Will Micron (NASDAQ:MU) stock experience a March miracle or March madness? I'll provide my thoughts on both theories.
March Madness Theory
The March Madness theory says that Micron has finished its huge run-up and will drop to $20 or lower by the end of the month. Earnings will be below analysts' consensus of around $0.61. This theory looks back at the cyclical nature of Micron and memory, and according to the cycles of highs and lows, Micron is going to head down. Memory spot prices are dropping, and when memory spot prices have dropped in the past, Micron earnings have dropped.
Others can expand on this Micron March Madness theory. I have a hard time explaining it because I don't see many facts to support the theory.
March Miracle Theory
The Micron March Miracle theory says that Micron is just starting its recovery, it is well positioned in an expanding industry (Micron: Memory for the Gold Rush) and earnings will continue to grow for the next few years at least. Like last quarter the next earnings will blow away the analysts' average estimate of $0.60 and even the highest analysts' estimate of $0.80. Seeking Alpha contributors Russ Fischer, Jaret Wilson, Wilson Wang, Retired Securities Attorney and Electric Phred have all concluded that Micron earnings to be announced in late March or early April will be between $0.90 and $1.10.
These estimates are based on actual pricing of memory that Micron is selling and guidance provided by Micron management in their January earnings report. At last earnings, the analysts' average was $0.53 and Micron announced earnings of $0.77. This blowout was even without the benefits of higher memory pricing that occurred after the end of the reported quarter, with substantial one-time expenses accounted for during the quarter and without the full impact of the benefits associated with the recent purchase of Elpida.
Micron management has provided accurate information on which to base calculations of earnings. The guidance does take some background knowledge, and SA contributors related to Micron as listed above have proven their ability to use the sketchy guidance provided by Micron to accurately estimate earnings. They were right on target last quarter and I expect the same this quarter.
Stock Price Based on Earnings
There are several approaches that provide a range of Micron stock prices. I use the simple approach:
PEx of 8.6: This PEx was provided by Micron as analysts' view of the Micron PEx.

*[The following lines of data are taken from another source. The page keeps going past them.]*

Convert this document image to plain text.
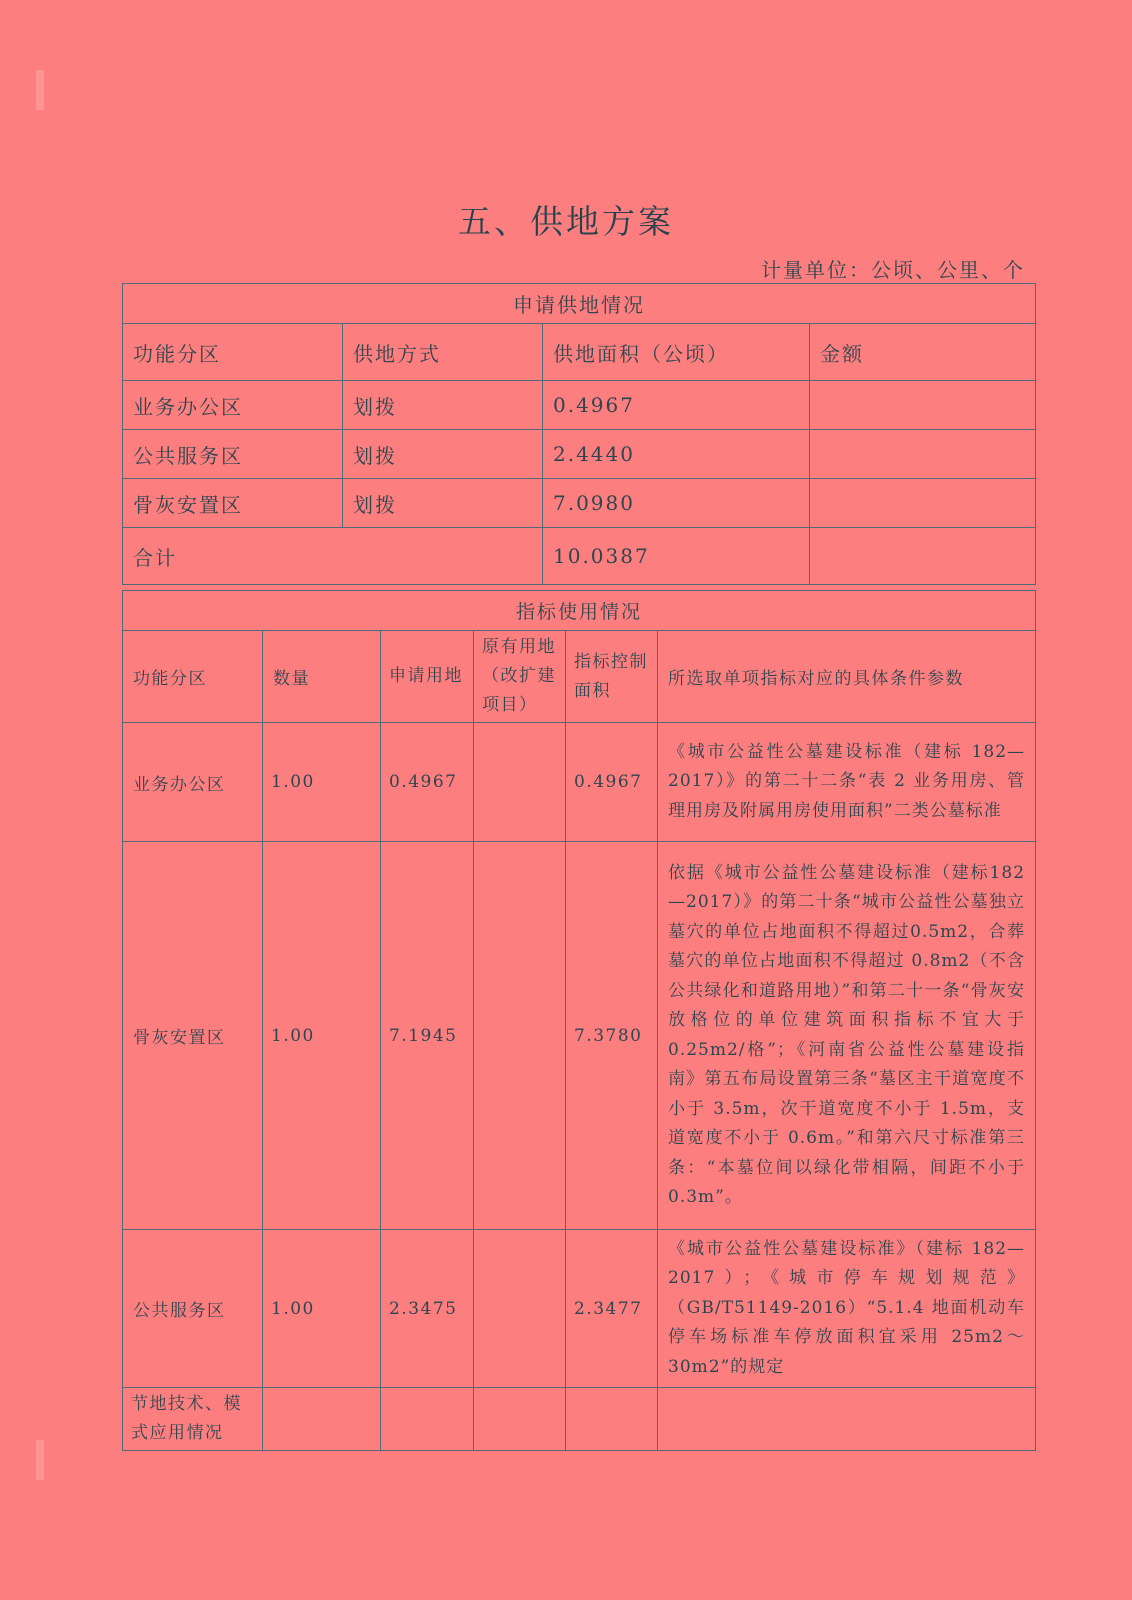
五、供地方案
计量单位：公顷、公里、个
申请供地情况			
功能分区	供地方式	供地面积（公顷）	金额
业务办公区	划拨	0.4967	
公共服务区	划拨	2.4440	
骨灰安置区	划拨	7.0980	
合计		10.0387	
指标使用情况					
功能分区	数量	申请用地	原有用地（改扩建项目）	指标控制面积	所选取单项指标对应的具体条件参数
业务办公区	1.00	0.4967		0.4967	《城市公益性公墓建设标准（建标 182—2017）》的第二十二条“表 2 业务用房、管理用房及附属用房使用面积”二类公墓标准
骨灰安置区	1.00	7.1945		7.3780	依据《城市公益性公墓建设标准（建标182—2017）》的第二十条“城市公益性公墓独立墓穴的单位占地面积不得超过0.5m2，合葬墓穴的单位占地面积不得超过 0.8m2（不含公共绿化和道路用地）”和第二十一条“骨灰安放格位的单位建筑面积指标不宜大于 0.25m2/格”；《河南省公益性公墓建设指南》第五布局设置第三条“墓区主干道宽度不小于 3.5m，次干道宽度不小于 1.5m，支道宽度不小于 0.6m。”和第六尺寸标准第三条：“本墓位间以绿化带相隔，间距不小于 0.3m”。
公共服务区	1.00	2.3475		2.3477	《城市公益性公墓建设标准》（建标 182—2017）；《城市停车规划规范》（GB/T51149-2016）“5.1.4 地面机动车停车场标准车停放面积宜采用 25m2～30m2”的规定
节地技术、模式应用情况					
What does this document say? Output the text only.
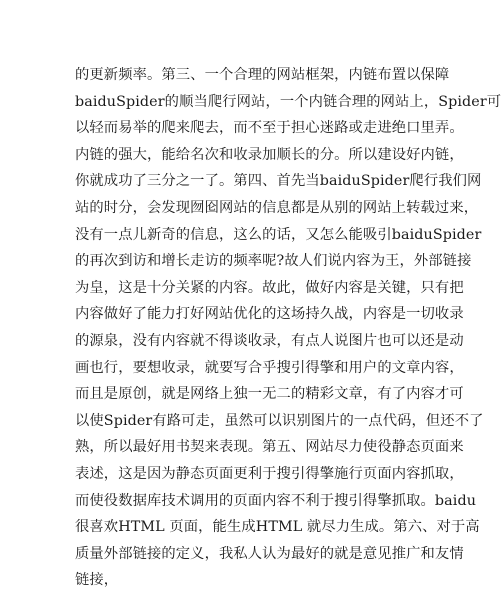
的更新频率。第三、一个合理的网站框架，内链布置以保障
baiduSpider的顺当爬行网站，一个内链合理的网站上，Spider可
以轻而易举的爬来爬去，而不至于担心迷路或走进绝口里弄。
内链的强大，能给名次和收录加顺长的分。所以建设好内链，
你就成功了三分之一了。第四、首先当baiduSpider爬行我们网
站的时分，会发现囫囵网站的信息都是从别的网站上转载过来，
没有一点儿新奇的信息，这么的话，又怎么能吸引baiduSpider
的再次到访和增长走访的频率呢?故人们说内容为王，外部链接
为皇，这是十分关紧的内容。故此，做好内容是关键，只有把
内容做好了能力打好网站优化的这场持久战，内容是一切收录
的源泉，没有内容就不得谈收录，有点人说图片也可以还是动
画也行，要想收录，就要写合乎搜引得擎和用户的文章内容，
而且是原创，就是网络上独一无二的精彩文章，有了内容才可
以使Spider有路可走，虽然可以识别图片的一点代码，但还不了
熟，所以最好用书契来表现。第五、网站尽力使役静态页面来
表述，这是因为静态页面更利于搜引得擎施行页面内容抓取，
而使役数据库技术调用的页面内容不利于搜引得擎抓取。baidu
很喜欢HTML 页面，能生成HTML 就尽力生成。第六、对于高
质量外部链接的定义，我私人认为最好的就是意见推广和友情
链接，
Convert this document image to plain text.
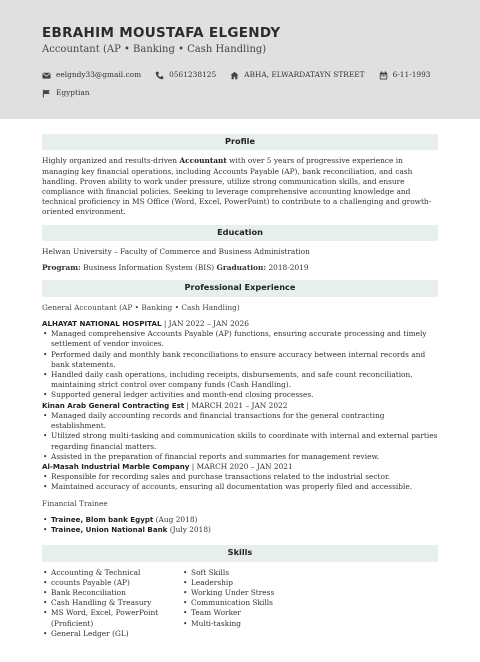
EBRAHIM MOUSTAFA ELGENDY
Accountant (AP • Banking • Cash Handling)
eelgndy33@gmail.com	0561238125	ABHA, ELWARDATAYN STREET	6-11-1993
Egyptian
Profile

Highly organized and results-driven Accountant with over 5 years of progressive experience in managing key financial operations, including Accounts Payable (AP), bank reconciliation, and cash handling. Proven ability to work under pressure, utilize strong communication skills, and ensure compliance with financial policies. Seeking to leverage comprehensive accounting knowledge and technical proficiency in MS Office (Word, Excel, PowerPoint) to contribute to a challenging and growth-oriented environment.

Education

Helwan University – Faculty of Commerce and Business Administration

Program: Business Information System (BIS) Graduation: 2018-2019

Professional Experience

General Accountant (AP • Banking • Cash Handling)

ALHAYAT NATIONAL HOSPITAL | JAN 2022 – JAN 2026
• Managed comprehensive Accounts Payable (AP) functions, ensuring accurate processing and timely settlement of vendor invoices.
• Performed daily and monthly bank reconciliations to ensure accuracy between internal records and bank statements.
• Handled daily cash operations, including receipts, disbursements, and safe count reconciliation, maintaining strict control over company funds (Cash Handling).
• Supported general ledger activities and month-end closing processes.
Kinan Arab General Contracting Est | MARCH 2021 – JAN 2022
• Managed daily accounting records and financial transactions for the general contracting establishment.
• Utilized strong multi-tasking and communication skills to coordinate with internal and external parties regarding financial matters.
• Assisted in the preparation of financial reports and summaries for management review.
Al-Masah Industrial Marble Company | MARCH 2020 – JAN 2021
• Responsible for recording sales and purchase transactions related to the industrial sector.
• Maintained accuracy of accounts, ensuring all documentation was properly filed and accessible.

Financial Trainee

• Trainee, Blom bank Egypt (Aug 2018)
• Trainee, Union National Bank (July 2018)
Skills
• Accounting & Technical
• ccounts Payable (AP)
• Bank Reconciliation
• Cash Handling & Treasury
• MS Word, Excel, PowerPoint (Proficient)
• General Ledger (GL)
• Soft Skills
• Leadership
• Working Under Stress
• Communication Skills
• Team Worker
• Multi-tasking
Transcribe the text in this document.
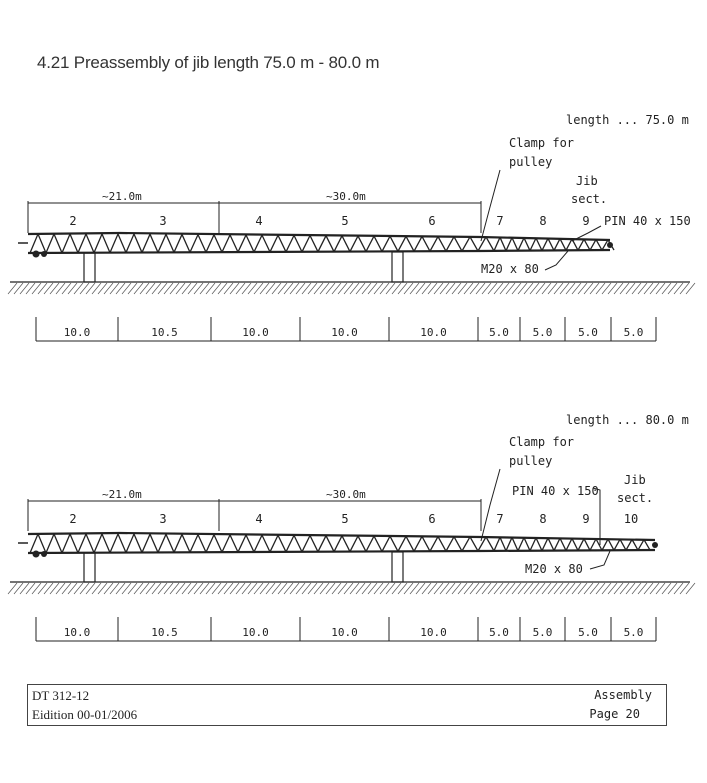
4.21 Preassembly of jib length 75.0 m - 80.0 m
length ... 75.0 m
Clamp for
pulley
Jib
sect.
PIN 40 x 150
M20 x 80
~21.0m	~30.0m
2	3	4	5	6	7	8	9
10.0	10.5	10.0	10.0	10.0	5.0 5.0 5.0 5.0
length ... 80.0 m
Clamp for
pulley
Jib
sect.
PIN 40 x 150
M20 x 80
~21.0m	~30.0m
2	3	4	5	6	7	8	9	10
10.0	10.5	10.0	10.0	10.0	5.0 5.0 5.0 5.0
DT 312-12
Eidition 00-01/2006
Assembly
Page 20
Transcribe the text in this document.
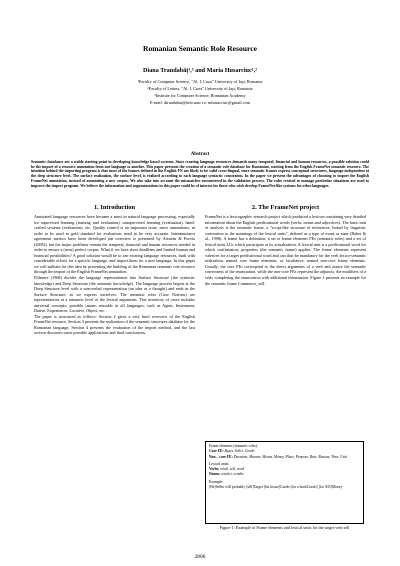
Romanian Semantic Role Resource
Diana Trandabăț¹,³ and Maria Husarciuc¹,²
¹Faculty of Computer Science, "Al. I. Cuza" University of Iaşi, Romania
²Faculty of Letters, "Al. I. Cuza" University of Iaşi, Romania
³Institute for Computer Science, Romanian Academy
E-mail: dtrandabat@info.uaic.ro, mhusarciuc@gmail.com
Abstract
Semantic databases are a stable starting point in developing knowledge based systems. Since creating language resources demands many temporal, financial and human resources, a possible solution could be the import of a resource annotation from one language to another. This paper presents the creation of a semantic role database for Romanian, starting from the English FrameNet semantic resource. The intuition behind the importing program is that most of the frames defined in the English FN are likely to be valid cross-lingual, since semantic frames express conceptual structures, language independent at the deep structure level. The surface realization, the surface level, is realized according to each language syntactic constraints. In the paper we present the advantages of choosing to import the English FrameNet annotation, instead of annotating a new corpus. We also take into account the mismatches encountered in the validation process. The rules created to manage particular situations are used to improve the import program. We believe the information and argumentations in this paper could be of interest for those who wish develop FrameNet-like systems for other languages.
1. Introduction
Annotated language resources have became a must in natural language processing, especially for supervised learning (training and evaluation), unsupervised learning (evaluation), hand-crafted systems (evaluation), etc. Quality control is an important issue, since annotations, in order to be used as gold standard for evaluation, need to be very accurate. Interannotator agreement metrics have been developed (an overview is presented by Artstein & Poesio (2005)), but the major problems remain the temporal, financial and human resources needed in order to ensure a (near) perfect corpus. What if we have short deadlines and limited human and financial possibilities? A good solution would be to use existing language resources, built with considerable efforts for a specific language, and import them for a new language. In this paper we will militate for this idea by presenting the building of the Romanian semantic role resource through the import of the English FrameNet annotation.
Fillmore (1968) divides the language representation into Surface Structure (the syntactic knowledge) and Deep Structure (the semantic knowledge). The language process begins at the Deep Structure level with a non-verbal representation (an idea or a thought) and ends in the Surface Structure, as we express ourselves. The semantic roles (Case Notions) are representations at a semantic level of the lexical arguments. This inventory of cases includes universal concepts, possible innate, reusable in all languages, such as Agent, Instrument, Dative, Experiencer, Locative, Object, etc.
The paper is structured as follows: Section 2 gives a very brief overview of the English FrameNet resource, Section 3 presents the realization of the semantic structures database for the Romanian language, Section 4 presents the evaluation of the import method, and the last section discusses some possible applications and final conclusions.
2. The FrameNet project
FrameNet is a lexicographic research project which produced a lexicon containing very detailed information about the English predicational words (verbs, nouns and adjectives). The basic unit of analysis is the semantic frame, a "script-like structure of inferences, linked by linguistic convention to the meanings of the lexical units", defined as a type of event or state (Baker & al., 1998). A frame has a definition, a set of frame elements FEs (semantic roles) and a set of lexical units LUs which participate at its actualization. A lexical unit is a predicational word for which confirmatory properties (the semantic frame) applies. The frame elements represent valences for a target predicational word and can thus be mandatory for the verb lexico-semantic realization, named core frame elements, or facultative, named non-core frame elements. Usually, the core FEs correspond to the direct arguments of a verb and assure the semantic correctness of the enunciation, while the non-core FEs represent the adjuncts, the modifiers of a verb, completing the enunciation with additional information. Figure 1 presents an example for the semantic frame Commerce_sell.
Frame elements (semantic roles):
Core FE: Buyer, Seller, Goods
Non – core FE: Duration, Manner, Means, Money, Place, Purpose, Rate, Reason, Time, Unit
Lexical units:
Verbs: retail, sell, vend
Nouns: retailer, vendor
Example:
[He]Seller will probably [sell]Target [his house]Goods [for a bookGoods] [for $35]Money
Figure 1: Example of Frame elements and lexical units for the target verb sell
2806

Applied to earnings of $0.61 (X 4 quarters) results in a stock price of $21.
Applied to earnings of $0.90 (X 4 quarters) results in a stock price of $31.
Applied to earnings of $1.10 (X 4 quarters) results in a stock price of $38.
Note: I simply multiplied the quarterly earnings times four to reflect that earnings are increasing each quarter. If you think that earnings are going to decrease, then a different approach is needed.
Just for fun, let's apply the SanDisk PEx of 11.9 as calculated by analysts. The three stock price estimates above then become: $29, $43 and $52, respectively. Micron will not be able to reach these prices until it accomplishes its goals of buying down its debt and providing a long-term stable track record for analysts to use in their calculations.
In my February 10, 2014 article I describe the various factors that will prevent Micron from reaching $40 before the January 2015 earnings report.
Micron Stock Price in March
Hey, what's up with Micron's stock price over the last week? As with lots of lots of slang these days, often the new meaning of the word has nothing to do with the original. I was once told by my son's friend that my snowboard pants were "tight". They were extremely baggy so he thought they were cool - like "tight". So why is Micron down this last week ?...and I'm not "down" with that (my portfolio dropped $130k).
Russ warned about dropping Micron stock prices between earnings. People - as in the March Madness theory group - think that Micron has gone up as much as it will and take profits making the stock price drop. Russ has seen this happen in other stocks. When higher earnings are again reported, then the stock rises. Russ has seen this happen for many quarters until the stock price finally reaches what it should be. This could correspond with a doubling or tripling of the stock price. It has happened before, and Micron is set up to experience the same roller coaster ride.
Between now and earnings, Micron stock will go up and down but probably not much below the 50-day moving average as support. This support line has been tested and proven an amazing eight times over the last 16 months. The stock will go up with good news like the Micron management statements coming out of five conferences from March 3 to March 11. The price could drop with news of hedge funds or insiders cashing in on some profits. If you earned millions after ten years of no benefits from stock options, wouldn't you cash some stock options and enjoy life?
After the late March or early April earnings report of $0.90 to $1.10, watch for Micron stock to rise to $31 to $38.
To maximize profits, cash out before mid-April and buy again before earnings in late June or early July.
Place your bets in the stock market, tell us about your bets and share your thoughts in comments...
Disclosure: I am long MU. I wrote this article myself, and it expresses my own opinions. I am not receiving compensation for it (other than from Seeking Alpha). I have no business relationship with any company whose stock is mentioned in this article.